Un conejito comilón.
Una familia de conejos los vivía en pleno bosque, rodeados de árboles. Estaba formada por un feliz matrimonio y tres hijitos. Estos se llamaban, respectivamente: Tap, Tep y Tip.
El más pequeño de los tres, Tip, tenía fama de comilón en la vecindad.

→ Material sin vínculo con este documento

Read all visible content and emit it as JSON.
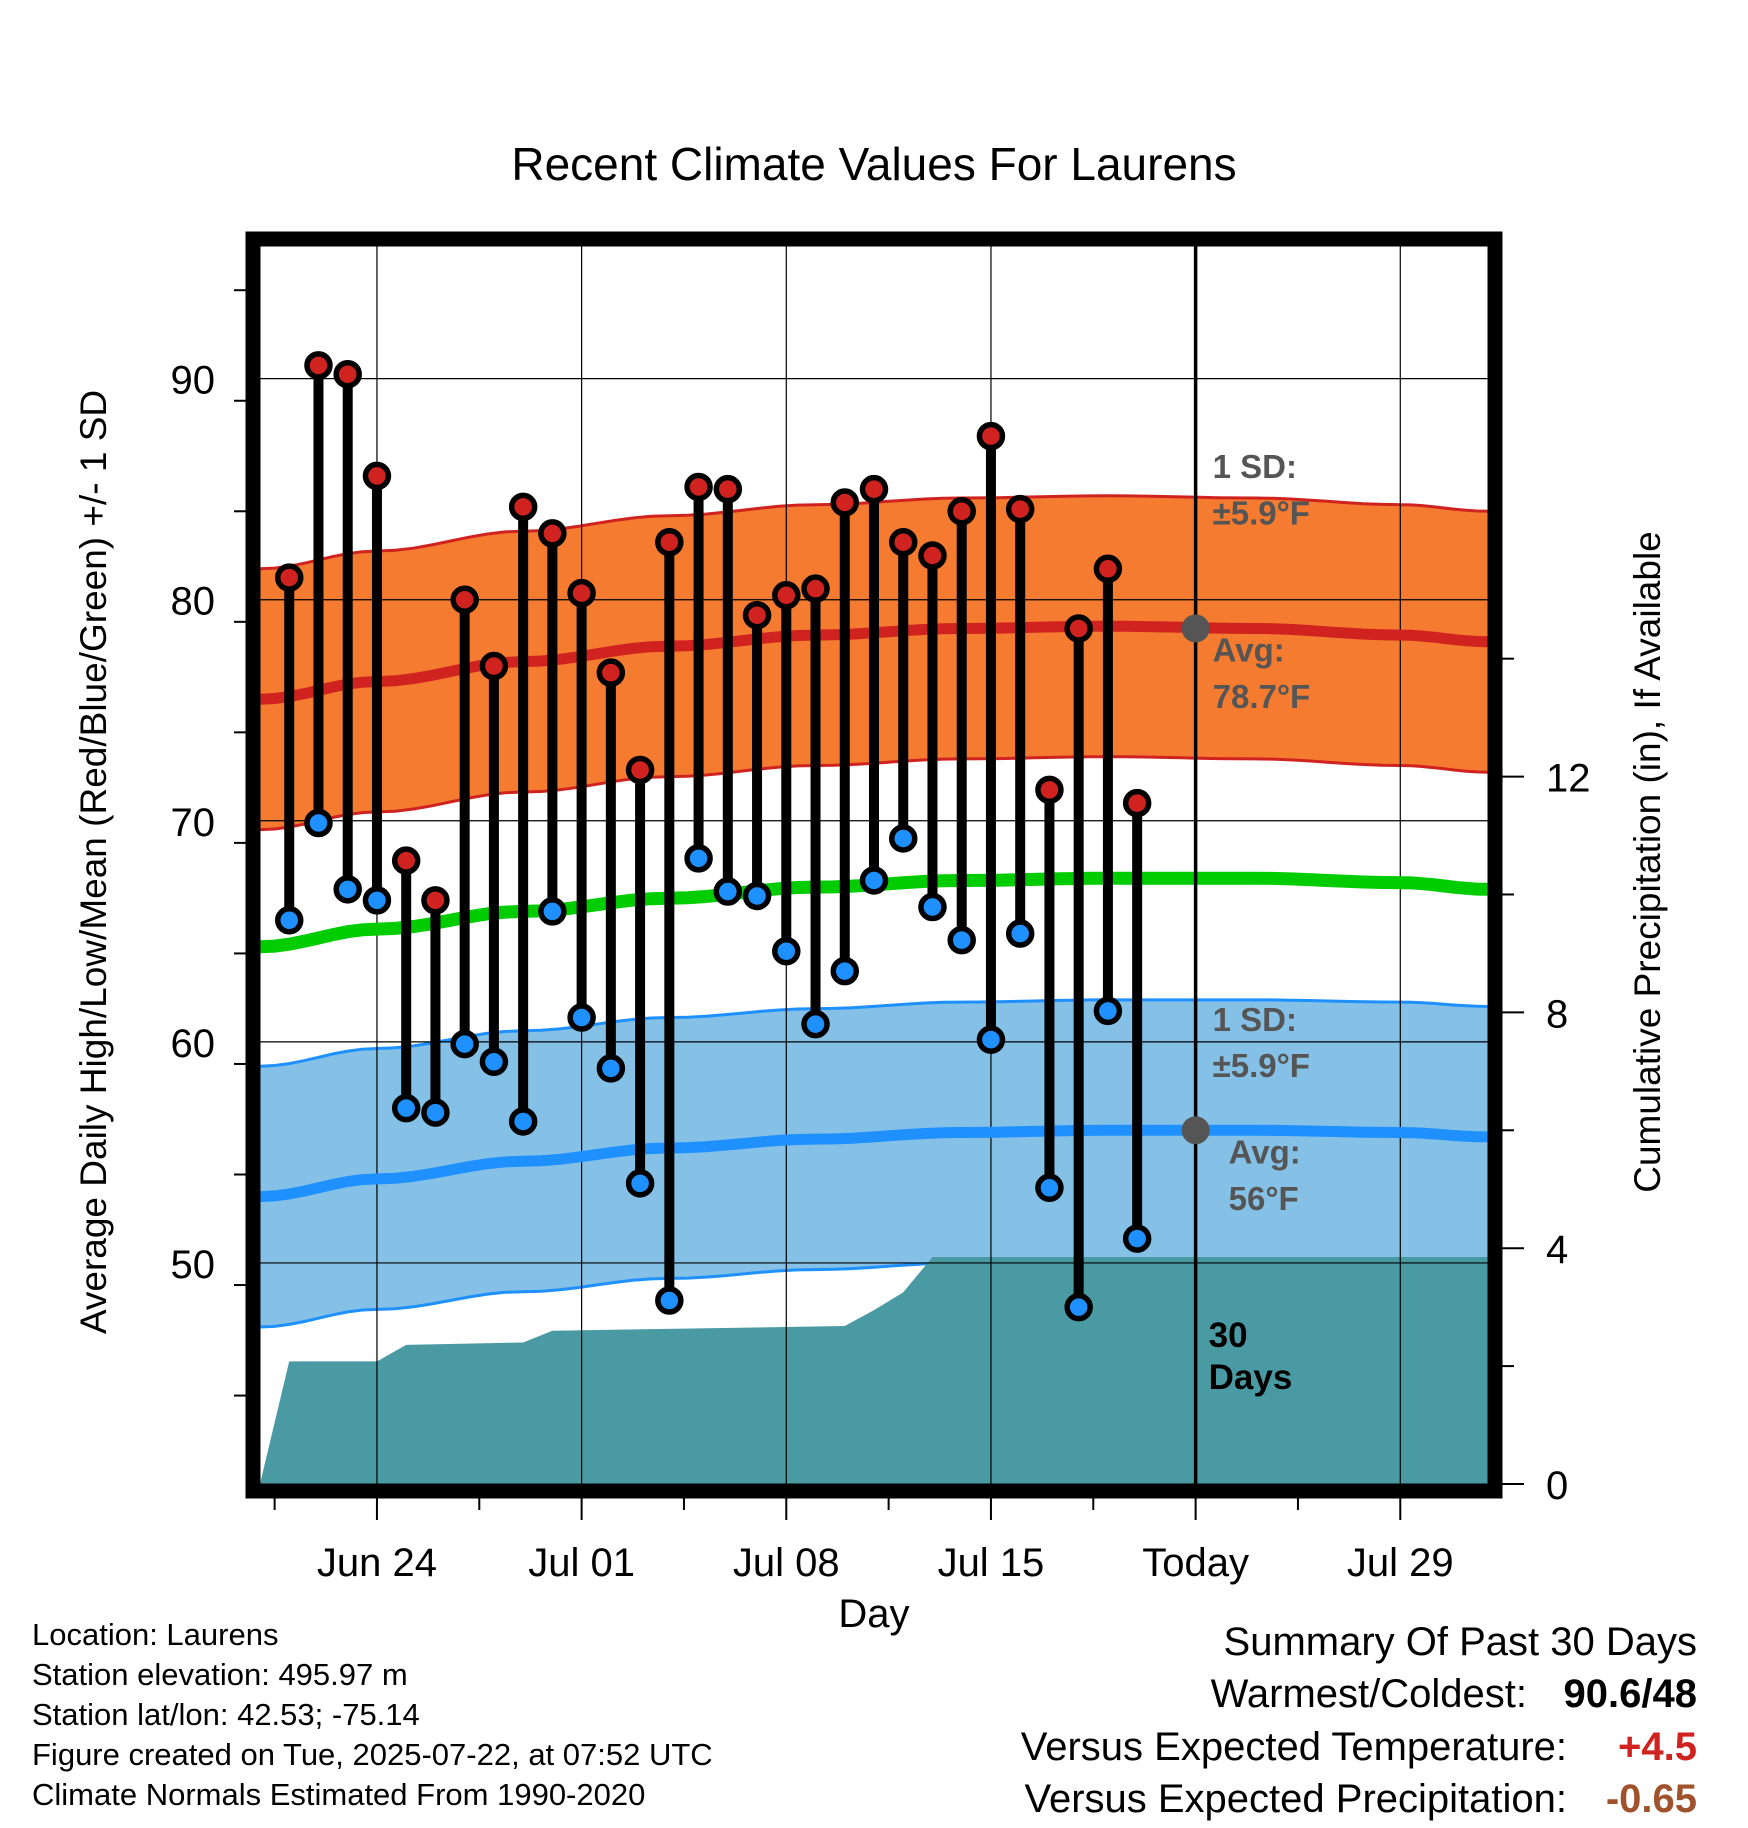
{
  "chart_data": {
    "type": "line",
    "title": "Recent Climate Values For Laurens",
    "xlabel": "Day",
    "ylabel": "Average Daily High/Low/Mean (Red/Blue/Green) +/- 1 SD",
    "y2label": "Cumulative Precipitation (in), If Available",
    "ylim": [
      40,
      96
    ],
    "y2lim": [
      0,
      21
    ],
    "xlim": [
      "2025-06-20",
      "2025-08-01"
    ],
    "yticks": [
      50,
      60,
      70,
      80,
      90
    ],
    "y2ticks": [
      0,
      4,
      8,
      12
    ],
    "xticks": [
      {
        "date": "2025-06-24",
        "label": "Jun 24"
      },
      {
        "date": "2025-07-01",
        "label": "Jul 01"
      },
      {
        "date": "2025-07-08",
        "label": "Jul 08"
      },
      {
        "date": "2025-07-15",
        "label": "Jul 15"
      },
      {
        "date": "2025-07-22",
        "label": "Today"
      },
      {
        "date": "2025-07-29",
        "label": "Jul 29"
      }
    ],
    "grid": true,
    "daily_observations": {
      "dates": [
        "2025-06-21",
        "2025-06-22",
        "2025-06-23",
        "2025-06-24",
        "2025-06-25",
        "2025-06-26",
        "2025-06-27",
        "2025-06-28",
        "2025-06-29",
        "2025-06-30",
        "2025-07-01",
        "2025-07-02",
        "2025-07-03",
        "2025-07-04",
        "2025-07-05",
        "2025-07-06",
        "2025-07-07",
        "2025-07-08",
        "2025-07-09",
        "2025-07-10",
        "2025-07-11",
        "2025-07-12",
        "2025-07-13",
        "2025-07-14",
        "2025-07-15",
        "2025-07-16",
        "2025-07-17",
        "2025-07-18",
        "2025-07-19",
        "2025-07-20",
        "2025-07-21"
      ],
      "high": [
        81.0,
        90.6,
        90.2,
        85.6,
        68.2,
        66.4,
        80.0,
        77.0,
        84.2,
        83.0,
        80.3,
        76.7,
        72.3,
        82.6,
        85.1,
        85.0,
        79.3,
        80.2,
        80.5,
        84.4,
        85.0,
        82.6,
        82.0,
        84.0,
        87.4,
        84.1,
        71.4,
        78.7,
        81.4,
        70.8,
        null
      ],
      "low": [
        65.5,
        69.9,
        66.9,
        66.4,
        57.0,
        56.8,
        59.9,
        59.1,
        56.4,
        65.9,
        61.1,
        58.8,
        53.6,
        48.3,
        68.3,
        66.8,
        66.6,
        64.1,
        60.8,
        63.2,
        67.3,
        69.2,
        66.1,
        64.6,
        60.1,
        64.9,
        53.4,
        48.0,
        61.4,
        51.1,
        null
      ]
    },
    "normals": {
      "dates": [
        "2025-06-20",
        "2025-06-24",
        "2025-06-29",
        "2025-07-04",
        "2025-07-09",
        "2025-07-14",
        "2025-07-19",
        "2025-07-24",
        "2025-07-29",
        "2025-08-01"
      ],
      "high_avg": [
        75.5,
        76.3,
        77.2,
        77.9,
        78.4,
        78.7,
        78.8,
        78.7,
        78.4,
        78.1
      ],
      "low_avg": [
        53.0,
        53.8,
        54.6,
        55.2,
        55.6,
        55.9,
        56.0,
        56.0,
        55.9,
        55.7
      ],
      "mean_avg": [
        64.3,
        65.1,
        65.9,
        66.5,
        67.0,
        67.3,
        67.4,
        67.4,
        67.2,
        66.9
      ],
      "high_sd": 5.9,
      "low_sd": 5.9
    },
    "cumulative_precip": {
      "dates": [
        "2025-06-20",
        "2025-06-21",
        "2025-06-23",
        "2025-06-24",
        "2025-06-25",
        "2025-06-29",
        "2025-06-30",
        "2025-07-10",
        "2025-07-11",
        "2025-07-12",
        "2025-07-13",
        "2025-07-14",
        "2025-08-01"
      ],
      "values": [
        0.0,
        2.08,
        2.08,
        2.08,
        2.36,
        2.4,
        2.6,
        2.68,
        2.95,
        3.25,
        3.85,
        3.85,
        3.85
      ]
    },
    "colors": {
      "high": "#d0231f",
      "low": "#1e90ff",
      "mean": "#00cc00",
      "high_band": "#f47b30",
      "low_band": "#85c1e6",
      "precip": "#4a9aa3",
      "annotation": "#555555"
    },
    "annotations": {
      "high_sd": [
        "1 SD:",
        "±5.9°F"
      ],
      "high_avg": [
        "Avg:",
        "78.7°F"
      ],
      "low_sd": [
        "1 SD:",
        "±5.9°F"
      ],
      "low_avg": [
        "Avg:",
        "56°F"
      ],
      "window": [
        "30",
        "Days"
      ]
    }
  },
  "footer": {
    "location": "Location: Laurens",
    "elevation": "Station elevation: 495.97 m",
    "latlon": "Station lat/lon: 42.53; -75.14",
    "created": "Figure created on Tue, 2025-07-22, at 07:52 UTC",
    "normals": "Climate Normals Estimated From 1990-2020"
  },
  "summary": {
    "title": "Summary Of Past 30 Days",
    "warmest_coldest_label": "Warmest/Coldest:",
    "warmest_coldest_value": "90.6/48",
    "temp_label": "Versus Expected Temperature:",
    "temp_value": "+4.5",
    "temp_color": "#d0231f",
    "precip_label": "Versus Expected Precipitation:",
    "precip_value": "-0.65",
    "precip_color": "#a0522d"
  }
}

Acostumbraba a irse de casa por la mañana temprano y volvía cuando ya era de noche. Sus padres estaban muy preocupados por él.
—No es bueno que estés tanto tiempo por ahí, Tip. Hay muchos peligros fuera —le decía su madre.
Pero Tip no hacía caso y seguía haciendo lo que le apetecía, desobedeciendo los consejos de sus padres. Un día regresó antes de lo normal. No se sentía bien. El médico dijo que sufría una indigestión. Por fin, Tip se decidió a contar lo ocurrido.
—Me metí en un huerto fuera del bosque y... me comí un saco lleno de zanahorias —dijo
con voz temblorosa temiendo una regañada
¡Un saco lleno de zanahorias! Sus padres se quedaron estupefactos, pues
temían lo que podía ocurrir. Efectivamente, no tardó en presentarse el dueño del huerto exigiendo que le pagasen las zanahorias que le habían quitado.
—No se preocupe —le prometió papá Conejo—. Mi hijo Tip trabajará hasta que la deuda quede completamente satisfecha.
Tip comprendió que ser comilón no le traía ningún beneficio y empezó a trabajar y a no ser glotón.